View Single Post
Old 08-16-2005, 09:29 AM   #8
senshincenter's Avatar
Dojo: Senshin Center
Location: Dojo Address: 193 Turnpike Rd. Santa Barbara, CA.
Join Date: Feb 2002
Posts: 1,471
Re: quickness & accuracy

Amir Krause wrote:
If I may ask a question:
I watched the practice, and loved the flow of the attacks, but the defender movement seemed disappointing to me. Looking at the video the defender rarely moves out of the line of attack, and almost never moves forward.

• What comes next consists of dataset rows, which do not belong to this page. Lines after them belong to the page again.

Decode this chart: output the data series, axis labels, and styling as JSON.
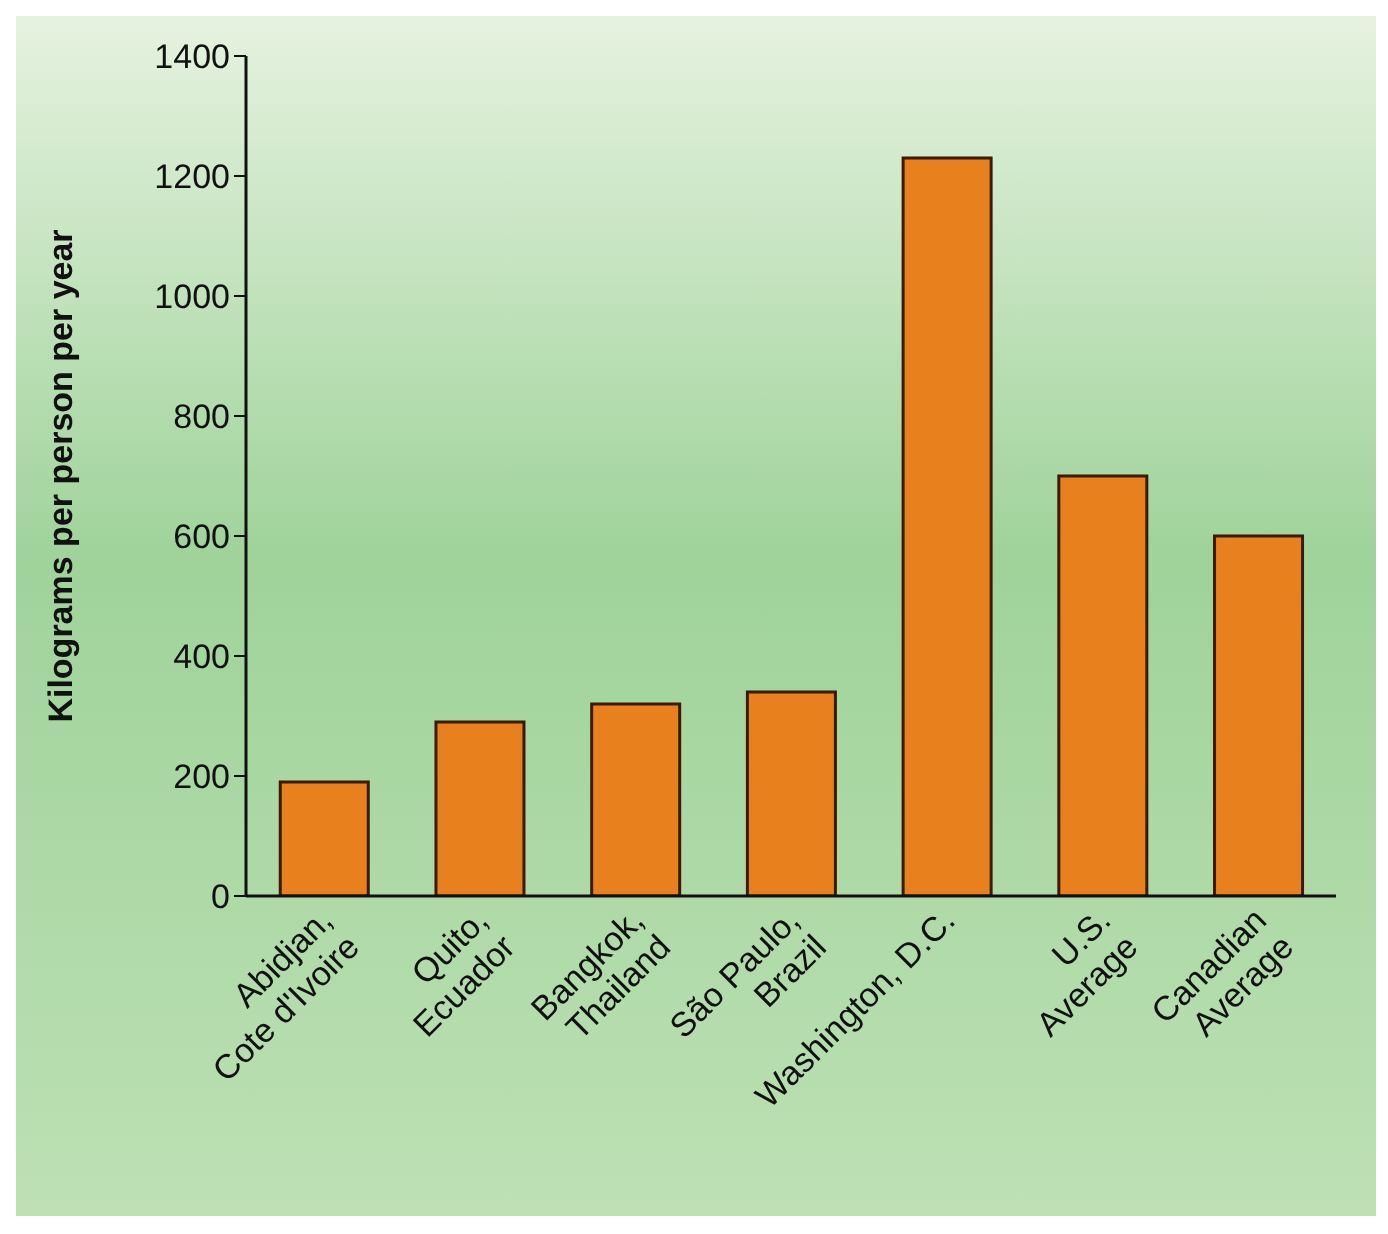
{
  "chart_data": {
    "type": "bar",
    "ylabel": "Kilograms per person per year",
    "categories": [
      "Abidjan,\nCote d'Ivoire",
      "Quito,\nEcuador",
      "Bangkok,\nThailand",
      "São Paulo,\nBrazil",
      "Washington, D.C.",
      "U.S.\nAverage",
      "Canadian\nAverage"
    ],
    "values": [
      190,
      290,
      320,
      340,
      1230,
      700,
      600
    ],
    "color": "#e8801e",
    "ylim": [
      0,
      1400
    ],
    "yticks": [
      0,
      200,
      400,
      600,
      800,
      1000,
      1200,
      1400
    ],
    "grid": false
  }
}
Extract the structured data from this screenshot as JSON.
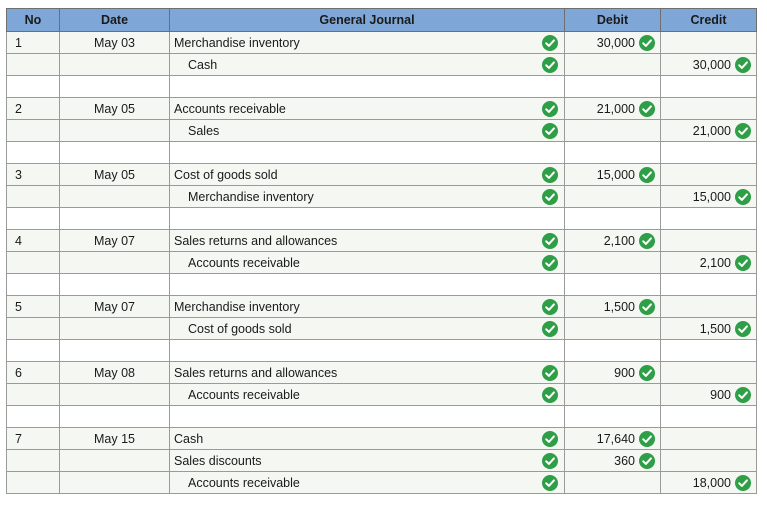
{
  "headers": {
    "no": "No",
    "date": "Date",
    "journal": "General Journal",
    "debit": "Debit",
    "credit": "Credit"
  },
  "colors": {
    "header_bg": "#7ea7d8",
    "check_green": "#2e9e47",
    "row_bg": "#f5f7f3"
  },
  "icons": {
    "check": "check-circle-icon"
  },
  "entries": [
    {
      "no": "1",
      "date": "May 03",
      "lines": [
        {
          "account": "Merchandise inventory",
          "side": "debit",
          "amount": "30,000"
        },
        {
          "account": "Cash",
          "side": "credit",
          "amount": "30,000"
        }
      ]
    },
    {
      "no": "2",
      "date": "May 05",
      "lines": [
        {
          "account": "Accounts receivable",
          "side": "debit",
          "amount": "21,000"
        },
        {
          "account": "Sales",
          "side": "credit",
          "amount": "21,000"
        }
      ]
    },
    {
      "no": "3",
      "date": "May 05",
      "lines": [
        {
          "account": "Cost of goods sold",
          "side": "debit",
          "amount": "15,000"
        },
        {
          "account": "Merchandise inventory",
          "side": "credit",
          "amount": "15,000"
        }
      ]
    },
    {
      "no": "4",
      "date": "May 07",
      "lines": [
        {
          "account": "Sales returns and allowances",
          "side": "debit",
          "amount": "2,100"
        },
        {
          "account": "Accounts receivable",
          "side": "credit",
          "amount": "2,100"
        }
      ]
    },
    {
      "no": "5",
      "date": "May 07",
      "lines": [
        {
          "account": "Merchandise inventory",
          "side": "debit",
          "amount": "1,500"
        },
        {
          "account": "Cost of goods sold",
          "side": "credit",
          "amount": "1,500"
        }
      ]
    },
    {
      "no": "6",
      "date": "May 08",
      "lines": [
        {
          "account": "Sales returns and allowances",
          "side": "debit",
          "amount": "900"
        },
        {
          "account": "Accounts receivable",
          "side": "credit",
          "amount": "900"
        }
      ]
    },
    {
      "no": "7",
      "date": "May 15",
      "lines": [
        {
          "account": "Cash",
          "side": "debit",
          "amount": "17,640"
        },
        {
          "account": "Sales discounts",
          "side": "debit",
          "amount": "360"
        },
        {
          "account": "Accounts receivable",
          "side": "credit",
          "amount": "18,000"
        }
      ]
    }
  ]
}
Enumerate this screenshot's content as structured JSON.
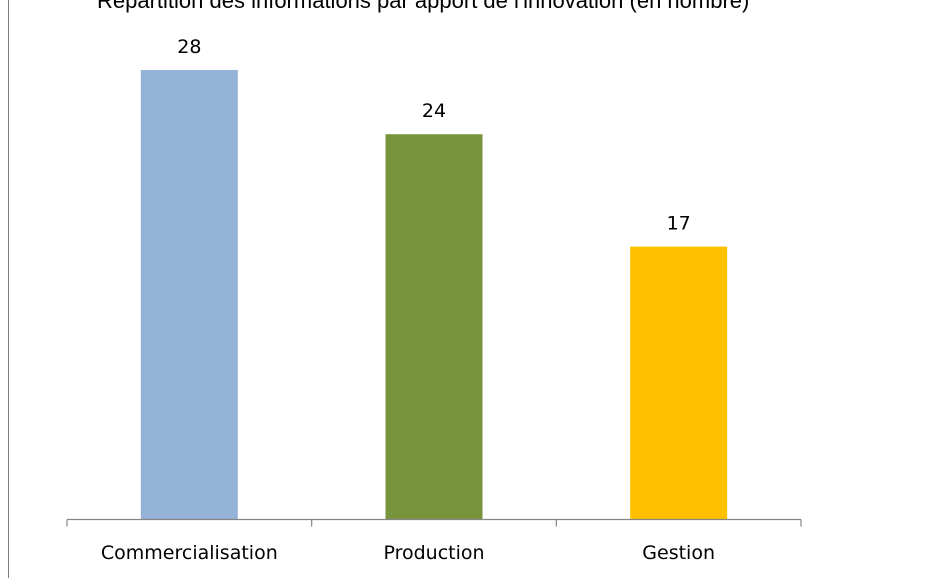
{
  "chart_data": {
    "type": "bar",
    "title": "Répartition des informations par apport de l'innovation (en nombre)",
    "categories": [
      "Commercialisation",
      "Production",
      "Gestion"
    ],
    "values": [
      28,
      24,
      17
    ],
    "colors": [
      "#95b3d7",
      "#77933c",
      "#ffc000"
    ],
    "xlabel": "",
    "ylabel": "",
    "ylim": [
      0,
      28
    ],
    "grid": false,
    "legend": "none"
  }
}
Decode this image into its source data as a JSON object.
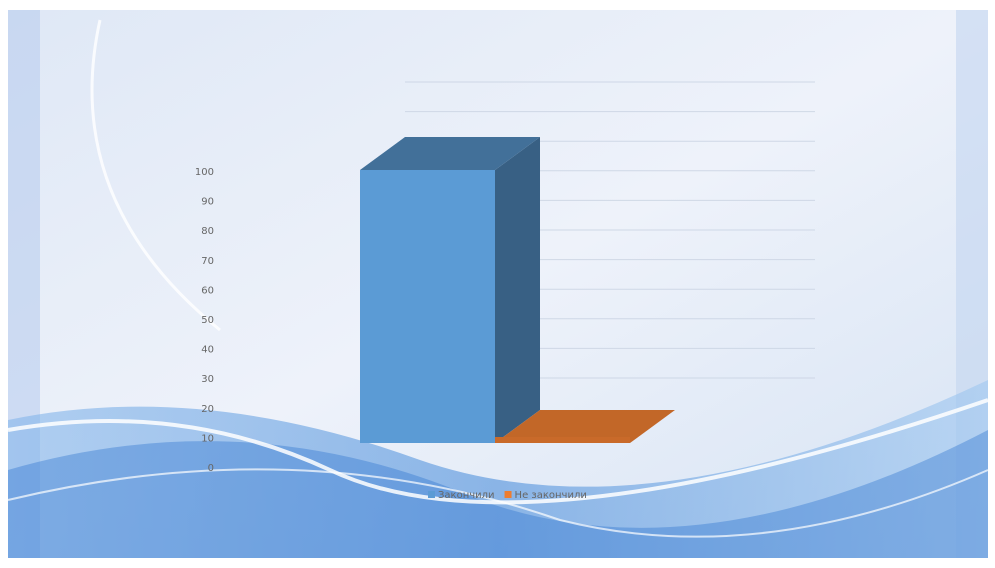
{
  "chart_data": {
    "type": "bar3d",
    "categories": [
      null
    ],
    "series": [
      {
        "name": "Закончили",
        "color": "#5b9bd5",
        "values": [
          100
        ]
      },
      {
        "name": "Не закончили",
        "color": "#ed7d31",
        "values": [
          0
        ]
      }
    ],
    "ylim": [
      0,
      100
    ],
    "yticks": [
      0,
      10,
      20,
      30,
      40,
      50,
      60,
      70,
      80,
      90,
      100
    ],
    "grid": true,
    "legend": "bottom"
  }
}
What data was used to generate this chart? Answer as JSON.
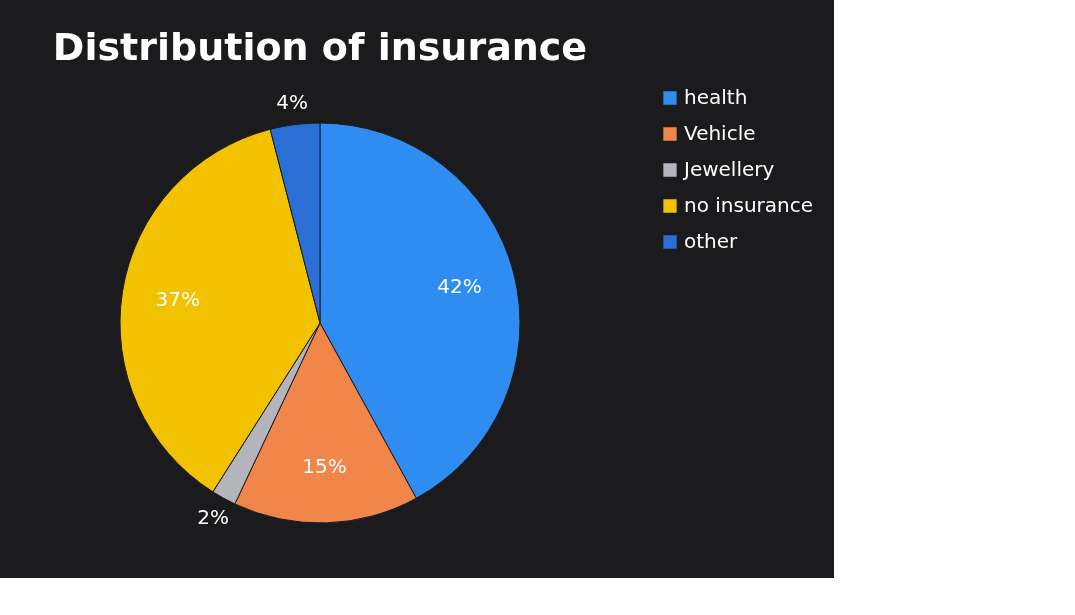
{
  "chart_data": {
    "type": "pie",
    "title": "Distribution of insurance",
    "categories": [
      "health",
      "Vehicle",
      "Jewellery",
      "no insurance",
      "other"
    ],
    "values": [
      42,
      15,
      2,
      37,
      4
    ],
    "colors": [
      "#2f8cf0",
      "#f0864a",
      "#b4b4bc",
      "#f2c200",
      "#2a6fd6"
    ],
    "value_labels": [
      "42%",
      "15%",
      "2%",
      "37%",
      "4%"
    ],
    "legend": "right"
  }
}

I don't see any Irimi or Tenkan, not to speak of other tai-Sabaki.

I only glanced over the explanation, perhaps this type of movement backwards is an intentional limitation on the practice, if so, please explain the reasons for it.

Thanks for your clarifications.
Hi Amir,

This is also in the explanation... You are right, it is one of the limitations we set up for the drills - limiting the amount of movement one can do as "defender." The point of limiting the movement - either not moving and/or only opening certain angles to which one can move, etc. - is to increase the stress and tension of the ballistic attack. The point of increasing the stress and tension of the ballistic attack is to further cultivate one's mental and technical composure, particularly regarding metsuke and Angle of Deflection (i.e. blocking, parrying, checking, etc.) - which, as you say earlier, can often break down under such pressure.

The drills are trying to cultivate greater skills under a higher scenario of duress. You can have folks punching faster, harder, etc., to do this, but once you've figured out how to move reasonably well not everyone in the dojo is going to stress your metsuke and/or your Angle of Deflection, etc. So we opt to make it harder on the "defender" by restricting him/her from relying on their body movement to relieve pressure. Under this perspective, for example, the drills are attempting to duplicate those times when your opponent is so skilled it feels like you have no Angle of Deviation because he/she is so well versed in closing off such things. However, the drills are very much aimed at telling us something about the state and/or quality of our body/mind.

Later drills, when greater and more subtle Angles of Deviations are permitted, seek to capitalize upon the higher cultivated skills of metsuke and Angle of Deviation, etc. In these drills, the restrictions limiting the attacker to only ballistic strikes are also lifted.

If you got a chance, I would recommend reading the explanation, it goes into some detail on how to perform these drills, what is being done in these drills, etc.

Hope that makes sense, if not, please feel free to ask more questions/make more comments.


Last edited by senshincenter : 08-16-2005 at 09:33 AM.